Deprecate and Remove: Shared Storage API

The Shared Storage API is a privacy-preserving web API that enables storage not partitioned by a first-party site.

Following Chrome's announcement that the current approach to third-party cookies will be maintained, Chrome plans to deprecate and remove the Shared Storage API (along with certain other Privacy Sandbox APIs, as outlined on the Privacy Sandbox feature status page).

Tracking bug #462465887 | ChromeStatus.com entry | Spec

Deprecate and Remove Protected Audience

The Protected Audience API provides a method of interest-group advertising without third-party cookies or user tracking across sites.

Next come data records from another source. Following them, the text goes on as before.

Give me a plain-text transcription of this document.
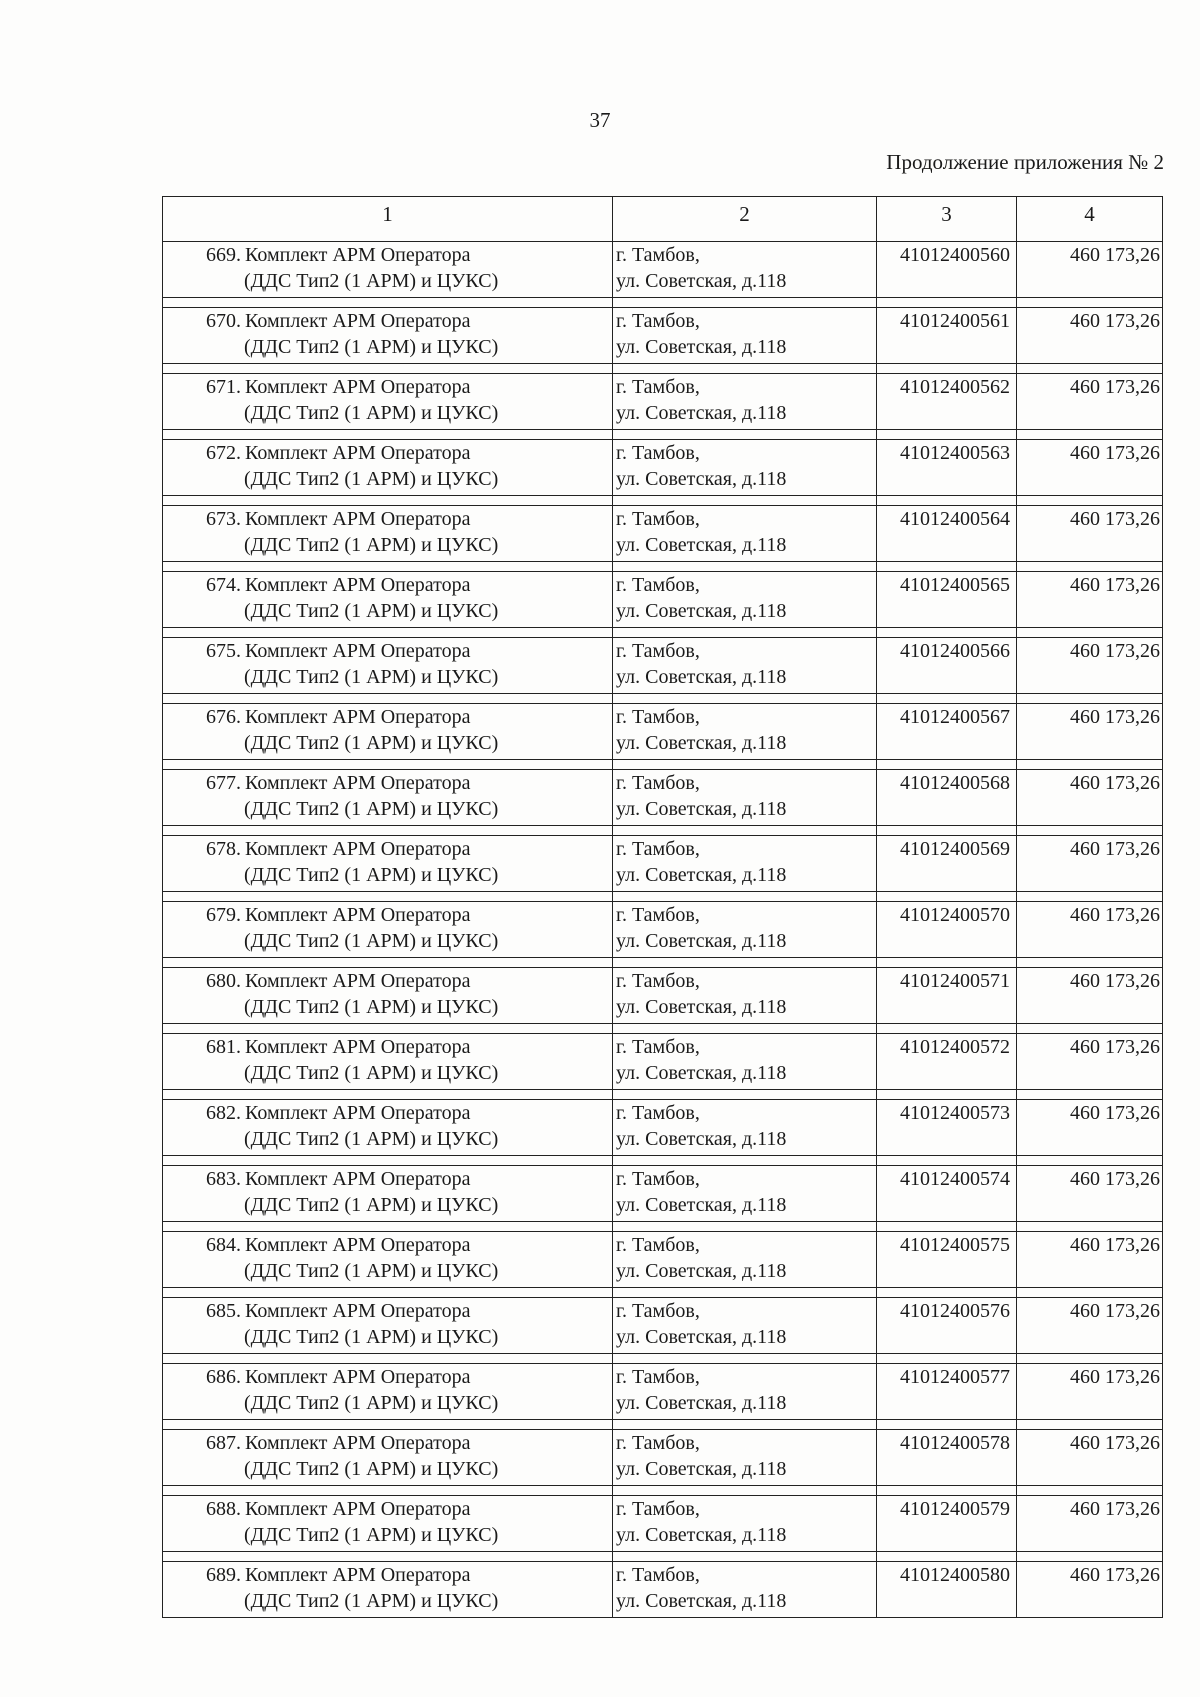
37
Продолжение приложения № 2
1	2	3	4

669. Комплект АРМ Оператора
(ДДС Тип2 (1 АРМ) и ЦУКС)	г. Тамбов,
ул. Советская, д.118	41012400560	460 173,26

670. Комплект АРМ Оператора
(ДДС Тип2 (1 АРМ) и ЦУКС)	г. Тамбов,
ул. Советская, д.118	41012400561	460 173,26

671. Комплект АРМ Оператора
(ДДС Тип2 (1 АРМ) и ЦУКС)	г. Тамбов,
ул. Советская, д.118	41012400562	460 173,26

672. Комплект АРМ Оператора
(ДДС Тип2 (1 АРМ) и ЦУКС)	г. Тамбов,
ул. Советская, д.118	41012400563	460 173,26

673. Комплект АРМ Оператора
(ДДС Тип2 (1 АРМ) и ЦУКС)	г. Тамбов,
ул. Советская, д.118	41012400564	460 173,26

674. Комплект АРМ Оператора
(ДДС Тип2 (1 АРМ) и ЦУКС)	г. Тамбов,
ул. Советская, д.118	41012400565	460 173,26

675. Комплект АРМ Оператора
(ДДС Тип2 (1 АРМ) и ЦУКС)	г. Тамбов,
ул. Советская, д.118	41012400566	460 173,26

676. Комплект АРМ Оператора
(ДДС Тип2 (1 АРМ) и ЦУКС)	г. Тамбов,
ул. Советская, д.118	41012400567	460 173,26

677. Комплект АРМ Оператора
(ДДС Тип2 (1 АРМ) и ЦУКС)	г. Тамбов,
ул. Советская, д.118	41012400568	460 173,26

678. Комплект АРМ Оператора
(ДДС Тип2 (1 АРМ) и ЦУКС)	г. Тамбов,
ул. Советская, д.118	41012400569	460 173,26

679. Комплект АРМ Оператора
(ДДС Тип2 (1 АРМ) и ЦУКС)	г. Тамбов,
ул. Советская, д.118	41012400570	460 173,26

680. Комплект АРМ Оператора
(ДДС Тип2 (1 АРМ) и ЦУКС)	г. Тамбов,
ул. Советская, д.118	41012400571	460 173,26

681. Комплект АРМ Оператора
(ДДС Тип2 (1 АРМ) и ЦУКС)	г. Тамбов,
ул. Советская, д.118	41012400572	460 173,26

682. Комплект АРМ Оператора
(ДДС Тип2 (1 АРМ) и ЦУКС)	г. Тамбов,
ул. Советская, д.118	41012400573	460 173,26

683. Комплект АРМ Оператора
(ДДС Тип2 (1 АРМ) и ЦУКС)	г. Тамбов,
ул. Советская, д.118	41012400574	460 173,26

684. Комплект АРМ Оператора
(ДДС Тип2 (1 АРМ) и ЦУКС)	г. Тамбов,
ул. Советская, д.118	41012400575	460 173,26

685. Комплект АРМ Оператора
(ДДС Тип2 (1 АРМ) и ЦУКС)	г. Тамбов,
ул. Советская, д.118	41012400576	460 173,26

686. Комплект АРМ Оператора
(ДДС Тип2 (1 АРМ) и ЦУКС)	г. Тамбов,
ул. Советская, д.118	41012400577	460 173,26

687. Комплект АРМ Оператора
(ДДС Тип2 (1 АРМ) и ЦУКС)	г. Тамбов,
ул. Советская, д.118	41012400578	460 173,26

688. Комплект АРМ Оператора
(ДДС Тип2 (1 АРМ) и ЦУКС)	г. Тамбов,
ул. Советская, д.118	41012400579	460 173,26

689. Комплект АРМ Оператора
(ДДС Тип2 (1 АРМ) и ЦУКС)	г. Тамбов,
ул. Советская, д.118	41012400580	460 173,26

Following Chrome's announcement that the current approach to third-party cookies will be maintained, Chrome plans to deprecate and remove the Protected Audience API (along with certain other Privacy Sandbox APIs, as outlined on the Privacy Sandbox feature status page).

ChromeStatus.com entry | Spec

Externally loaded entities in XML parsing

Chrome synchronously fetches external XML entities or DTDs and incorporates them into parsing under specific circumstances. This document proposes removing this functionality.

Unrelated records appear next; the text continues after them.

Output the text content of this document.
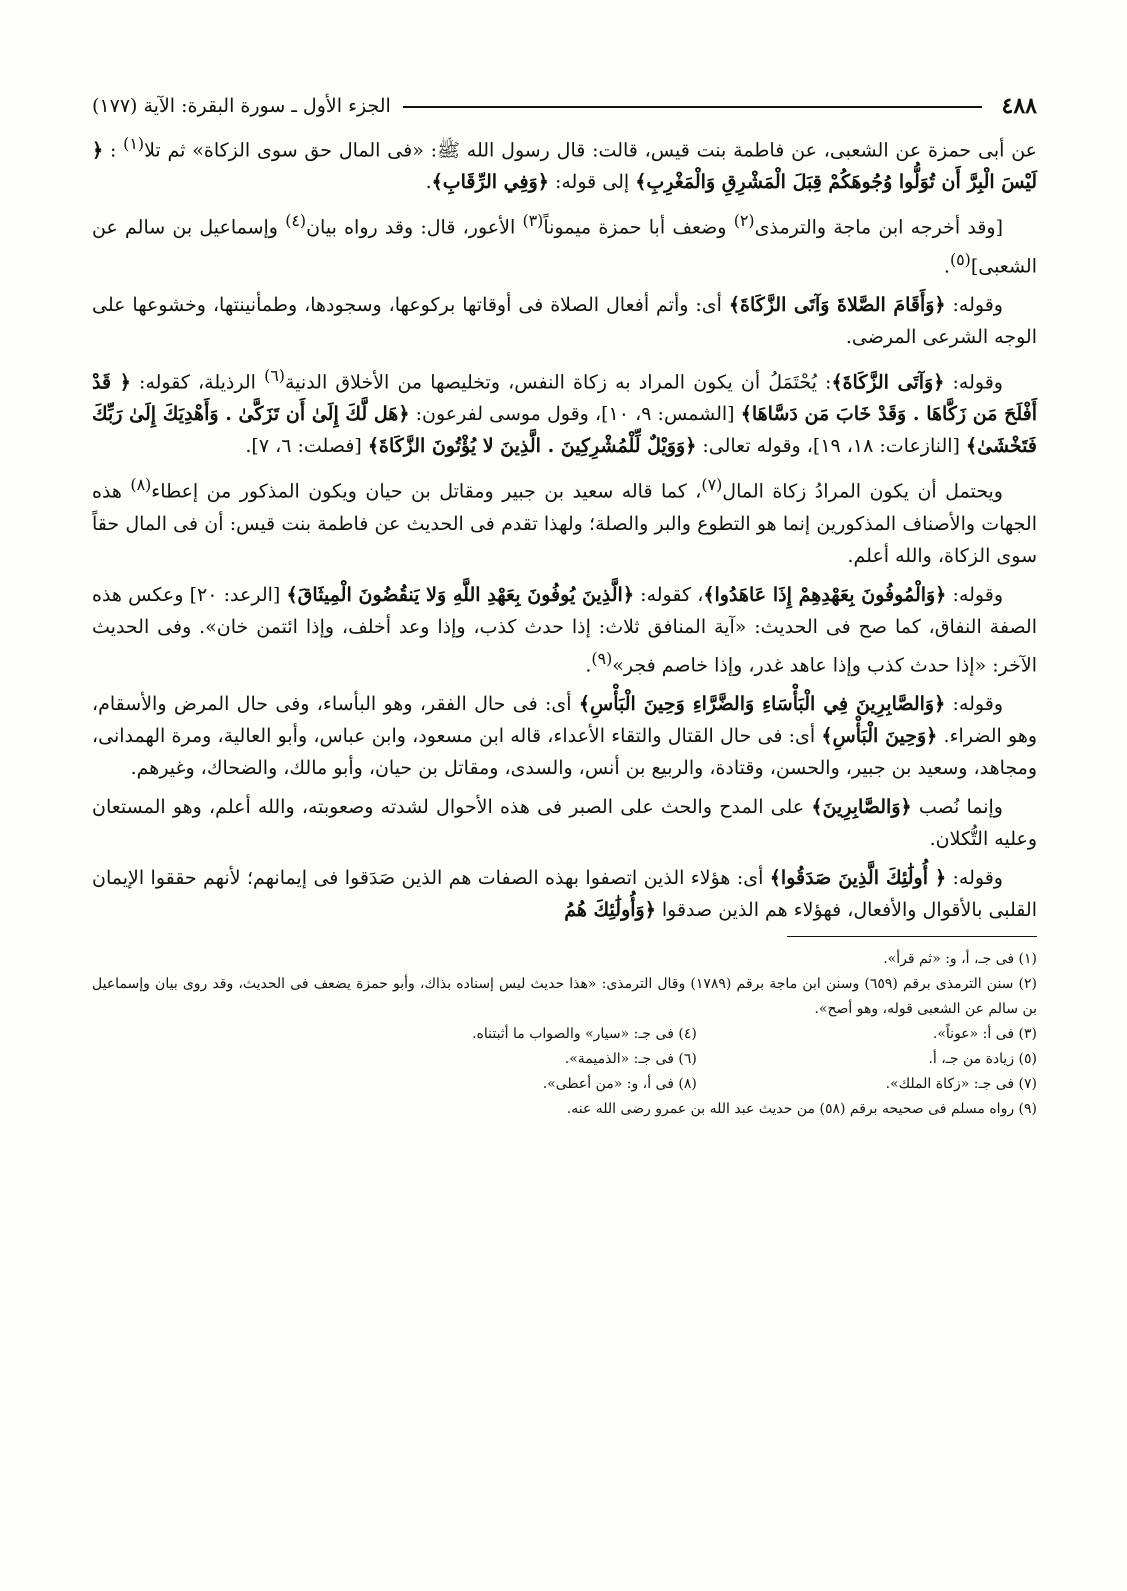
٤٨٨
الجزء الأول ـ سورة البقرة: الآية (١٧٧)

عن أبى حمزة عن الشعبى، عن فاطمة بنت قيس، قالت: قال رسول الله ﷺ: «فى المال حق سوى الزكاة» ثم تلا$^{(١)}$ : ﴿ لَيْسَ الْبِرَّ أَن تُوَلُّوا وُجُوهَكُمْ قِبَلَ الْمَشْرِقِ وَالْمَغْرِبِ﴾ إلى قوله: ﴿وَفِي الرِّقَابِ﴾.

[وقد أخرجه ابن ماجة والترمذى$^{(٢)}$ وضعف أبا حمزة ميموناً$^{(٣)}$ الأعور، قال: وقد رواه بيان$^{(٤)}$ وإسماعيل بن سالم عن الشعبى]$^{(٥)}$.

وقوله: ﴿وَأَقَامَ الصَّلاةَ وَآتَى الزَّكَاةَ﴾ أى: وأتم أفعال الصلاة فى أوقاتها بركوعها، وسجودها، وطمأنينتها، وخشوعها على الوجه الشرعى المرضى.

وقوله: ﴿وَآتَى الزَّكَاةَ﴾: يُحْتَمَلُ أن يكون المراد به زكاة النفس، وتخليصها من الأخلاق الدنية$^{(٦)}$ الرذيلة، كقوله: ﴿ قَدْ أَفْلَحَ مَن زَكَّاهَا . وَقَدْ خَابَ مَن دَسَّاهَا﴾ [الشمس: ٩، ١٠]، وقول موسى لفرعون: ﴿هَل لَّكَ إِلَىٰ أَن تَزَكَّىٰ . وَأَهْدِيَكَ إِلَىٰ رَبِّكَ فَتَخْشَىٰ﴾ [النازعات: ١٨، ١٩]، وقوله تعالى: ﴿وَوَيْلٌ لِّلْمُشْرِكِينَ . الَّذِينَ لا يُؤْتُونَ الزَّكَاةَ﴾ [فصلت: ٦، ٧].

ويحتمل أن يكون المرادُ زكاة المال$^{(٧)}$، كما قاله سعيد بن جبير ومقاتل بن حيان ويكون المذكور من إعطاء$^{(٨)}$ هذه الجهات والأصناف المذكورين إنما هو التطوع والبر والصلة؛ ولهذا تقدم فى الحديث عن فاطمة بنت قيس: أن فى المال حقاً سوى الزكاة، والله أعلم.

وقوله: ﴿وَالْمُوفُونَ بِعَهْدِهِمْ إِذَا عَاهَدُوا﴾، كقوله: ﴿الَّذِينَ يُوفُونَ بِعَهْدِ اللَّهِ وَلا يَنقُضُونَ الْمِيثَاقَ﴾ [الرعد: ٢٠] وعكس هذه الصفة النفاق، كما صح فى الحديث: «آية المنافق ثلاث: إذا حدث كذب، وإذا وعد أخلف، وإذا ائتمن خان». وفى الحديث الآخر: «إذا حدث كذب وإذا عاهد غدر، وإذا خاصم فجر»$^{(٩)}$.

وقوله: ﴿وَالصَّابِرِينَ فِي الْبَأْسَاءِ وَالضَّرَّاءِ وَحِينَ الْبَأْسِ﴾ أى: فى حال الفقر، وهو البأساء، وفى حال المرض والأسقام، وهو الضراء. ﴿وَحِينَ الْبَأْسِ﴾ أى: فى حال القتال والتقاء الأعداء، قاله ابن مسعود، وابن عباس، وأبو العالية، ومرة الهمدانى، ومجاهد، وسعيد بن جبير، والحسن، وقتادة، والربيع بن أنس، والسدى، ومقاتل بن حيان، وأبو مالك، والضحاك، وغيرهم.

وإنما نُصب ﴿وَالصَّابِرِينَ﴾ على المدح والحث على الصبر فى هذه الأحوال لشدته وصعوبته، والله أعلم، وهو المستعان وعليه التُّكلان.

وقوله: ﴿ أُولَٰئِكَ الَّذِينَ صَدَقُوا﴾ أى: هؤلاء الذين اتصفوا بهذه الصفات هم الذين صَدَقوا فى إيمانهم؛ لأنهم حققوا الإيمان القلبى بالأقوال والأفعال، فهؤلاء هم الذين صدقوا ﴿وَأُولَٰئِكَ هُمُ

(١) فى جـ، أ، و: «ثم قرأ».
(٢) سنن الترمذى برقم (٦٥٩) وسنن ابن ماجة برقم (١٧٨٩) وقال الترمذى: «هذا حديث ليس إسناده بذاك، وأبو حمزة يضعف فى الحديث، وقد روى بيان وإسماعيل بن سالم عن الشعبى قوله، وهو أصح».
(٣) فى أ: «عوناً».
(٤) فى جـ: «سيار» والصواب ما أثبتناه.
(٥) زيادة من جـ، أ.
(٦) فى جـ: «الذميمة».
(٧) فى جـ: «زكاة الملك».
(٨) فى أ، و: «من أعطى».
(٩) رواه مسلم فى صحيحه برقم (٥٨) من حديث عبد الله بن عمرو رضى الله عنه.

For example, http/tests/security/contentTypeOptions/xml-external-entity.xml shows how external entities can be defined in the trailing part of the DOCTYPE statement. These entities then refer to resources that are synchronously loaded and included as context when parsing XML.

Another syntax example is a DOCTYPE that, using the SYSTEM keyword followed by a URL, points to a DTD that contains additional entity definitions.

The parser passes up such external load requests.

According to the XML specification, non-validating processors are not required to read external entities.

Chrome plans to deprecate loading external entity definitions in XML documents that don't use XSLT.